Nuevo ambiente en el Sur de Chicago
Robin Ventura trae otro estilo como mánager de White Sox

En el clubhouse de los Marlins ya se comienzan a sentir los primeros efectos de la contratación de Ozzie Guillén. Los comentarios del mánager venezolano en torno al ex mandatario cubano Fidel Castro han generado una polémica mayor a cualquiera de sus declaraciones pasadas, pero ésta no es la primera vez que Guillén se ve envuelto en una controversia que va más allá del béisbol.
Por otro lado, los Medias Blancas se encuentran en una nueva realidad. Están muy lejos de saber si podrán repetir el éxito que tuvieron cuando ganaron la Serie Mundial bajo el mando de Guillén en el 2005. Pero lo que sí saben es que Robin Ventura va en serio cuando se trata del trabajo.
Y después de la primera semana de una temporada 2012 en la que el club espera establecer una nueva identidad, enfocarse en el trabajo es lo indicado.
"Definitivamente, este clubhouse y la cueva son muy, muy positivos", dijo el abridor John Danks. "Obviamente apenas estamos en la primera semana y la temporada es larga, pero juzgando por cómo nos ha ido y el ambiente en el clubhouse en estos momentos, ha sido muy divertido".
Los Medias Blancas, que llegaron a Chicago con marca de 3-2 tras disputar series en Texas y Cleveland, en general están contentos con el desempeño de su cuerpo monticular. (Chris Sale brilló en su primera apertura de Grandes Ligas y el bullpen ha sido eficaz).
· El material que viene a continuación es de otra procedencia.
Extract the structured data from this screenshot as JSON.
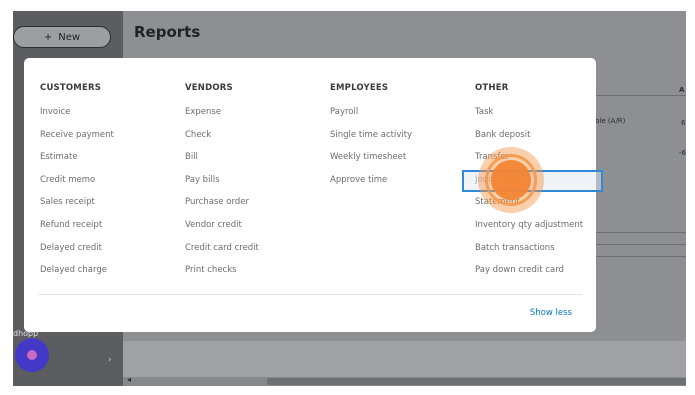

También le ven potencial a un lineup que se fue de 17-7 con corredores en posición de anotar en dos victorias contra los rivales Indios.
"Creo que la gente de afuera se pone nerviosa", dijo Ventura. "Creen que tienes que ganar sólo para poder decir que ganaste un juego. Pero saben, estamos jugando bien. Nuestro pitcheo ha sido bueno y la ofensiva está dando la cara. (Lo importante) es la rutina, el llegar todos los días con la misma actitud".
Dejando a un lado lo de la actitud, hay que esforzarse para creer que este equipo de los Medias Blancas sea capaz de llegar a la postemporada. Es difícil imaginar que un club que terminó con cuatro juegos por debajo de .500 en el 2011 pueda dar semejante salto tras haber perdido a su as, Mark Buehrle, por medio de la agencia libre.
De hecho, la revista Sports Illustrated pronosticó que los Medias Blancas perderían 95 juegos este año.
"No es mucha la gente que nos tiene altas expectativas", dijo el bateador designado del equipo, Adam Dunn. "Pero si nos mantenemos saludables estaremos bien".
Pero el equipo aspira a más que simplemente evitar perder 95 juegos. La meta principal es simple: no te derrotes a ti mismo.
Es por eso que Ventura está poniendo énfasis en los fundamentos. Con ese fin, los Medias Blancas realizaron una práctica en el infield en su primer día en Cleveland, un ejercicio poco común que Ventura piensa implementar en el primer día del equipo en cada ciudad durante la temporada.
"Me gusta que salgan a hacerlo, que estén en el terreno y que se sientan cómodos", dijo el capataz. "Puedes hacer ajustes, pero no si sólo lo haces una vez cada dos o tres semanas".
Los Medias Blancas ya están a gusto con el nuevo régimen. Ventura está entre los pilotos más firmes y por lo tanto es lo contrario a Guillén cuando se trata de lidiar con los medios y su indisposición cuando se trata de hablar mal de sus jugadores en público. El club estaba consciente de eso y sin dudas eso fue uno de los factores que influyeron en su inesperada decisión de contratar a Ventura a pesar de que éste no tenía experiencia como coach ni mánager a nivel profesional.
No hubiesen podido tomar esa decisión si Ventura no tuviera la personalidad y el profesionalismo necesarios para ganarse a un clubhouse que aún cuenta con muchos veteranos.
"Está en la raya entre ser un jugador, porque no hace mucho lo fue, y ser un manager", dijo Dunn. "Es sorprendente, porque lo único que conoce es ser uno de los muchachos. Y lo es. Pero cuando tiene que cumplir con su cargo, lo hace muy bien.
"Es difícil. Quieres caerle bien a todos y que sean tus amigos y no quieres incomodar a nadie. Pero creo que todos lo respetamos tanto porque se le recuerda como jugador y lo bueno que era. Sé sin duda alguna que todo el mundo aquí le tiene respeto".
También respetaban a Guillén con su colorida personalidad. Es cierto que sus controversias solían quitarle presión a los jugadores.
Pero bajo el mando de Ventura, todo es trabajo y béisbol. Y hasta ahora, ha sido algo positivo.
Este artículo no estuvo sujeto a la aprobación de Major League Baseball ni sus equipos.